Manually calling the cluster initialization with the empty line removed helped in my case to get the cluster working again.
This issue seems to be resolved by #166
@lhotari Good point. I will check today with upgrading to 2.7.8.
We had a similar issue, it turns out that broker-init
and pulsar-init
scripts run on an image that need at least 2.5Mi of memory. If the job is run on a cluster node with no sufficient memory, the initialization fails and the cluster setup hangs.
We added :
bookkeeper:
metadata:
resources:
requests:
memory: 2.5Gi
limits:
memory: 2.5Gi
pulsar_metadata::
metadata:
resources:
requests:
memory: 2.5Gi
limits:
memory: 2.5Gi
To make sure that:
- The job is assigned to a proper node (requests)
- The initialization fail fast when there is no node (limits)

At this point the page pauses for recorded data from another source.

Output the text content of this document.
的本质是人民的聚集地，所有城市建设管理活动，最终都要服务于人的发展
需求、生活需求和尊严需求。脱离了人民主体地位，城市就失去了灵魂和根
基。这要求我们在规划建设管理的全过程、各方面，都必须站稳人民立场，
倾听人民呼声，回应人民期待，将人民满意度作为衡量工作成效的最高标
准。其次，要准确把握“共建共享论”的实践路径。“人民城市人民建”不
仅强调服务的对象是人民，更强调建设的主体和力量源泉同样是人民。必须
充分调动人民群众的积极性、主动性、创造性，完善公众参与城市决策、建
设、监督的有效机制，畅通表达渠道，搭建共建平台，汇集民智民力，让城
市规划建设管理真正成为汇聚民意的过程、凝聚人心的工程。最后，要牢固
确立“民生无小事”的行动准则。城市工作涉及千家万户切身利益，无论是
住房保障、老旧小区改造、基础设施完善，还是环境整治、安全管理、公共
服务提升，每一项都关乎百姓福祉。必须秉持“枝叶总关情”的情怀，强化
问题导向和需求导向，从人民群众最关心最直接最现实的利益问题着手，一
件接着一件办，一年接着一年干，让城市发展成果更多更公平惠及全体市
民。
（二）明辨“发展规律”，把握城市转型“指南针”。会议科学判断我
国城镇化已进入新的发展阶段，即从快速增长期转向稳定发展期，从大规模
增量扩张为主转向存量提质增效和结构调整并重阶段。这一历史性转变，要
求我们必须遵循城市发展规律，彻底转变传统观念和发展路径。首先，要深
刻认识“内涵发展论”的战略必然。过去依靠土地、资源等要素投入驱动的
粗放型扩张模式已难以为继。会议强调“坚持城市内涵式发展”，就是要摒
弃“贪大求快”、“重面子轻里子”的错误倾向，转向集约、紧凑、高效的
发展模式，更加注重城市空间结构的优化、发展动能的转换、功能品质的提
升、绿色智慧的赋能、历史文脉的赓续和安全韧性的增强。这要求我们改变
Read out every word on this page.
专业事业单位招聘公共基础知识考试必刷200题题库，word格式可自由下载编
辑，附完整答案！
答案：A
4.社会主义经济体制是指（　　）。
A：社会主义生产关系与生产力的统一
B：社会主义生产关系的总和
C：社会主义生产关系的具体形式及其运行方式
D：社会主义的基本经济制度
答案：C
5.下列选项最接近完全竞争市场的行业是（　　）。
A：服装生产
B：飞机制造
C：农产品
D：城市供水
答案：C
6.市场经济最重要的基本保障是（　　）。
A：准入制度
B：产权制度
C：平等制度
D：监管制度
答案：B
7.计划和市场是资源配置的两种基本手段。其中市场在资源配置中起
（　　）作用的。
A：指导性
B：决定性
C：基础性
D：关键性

It looks like this is similar to https://github.com/apache/pulsar-helm-chart/issues/373 where containers that runs bin/bookeeper or bin/pulsar sets the jvm memory args to 2Gb. Each call to any of these scripts causes memory usage peak and may exceed container's memory.
It still happens even after setting:
resources:
requests:
memory: 3Gi
limits:
memory: 3Gi
Please retry with latest released version 3.2.0 . Please create a new issue if the problem persist.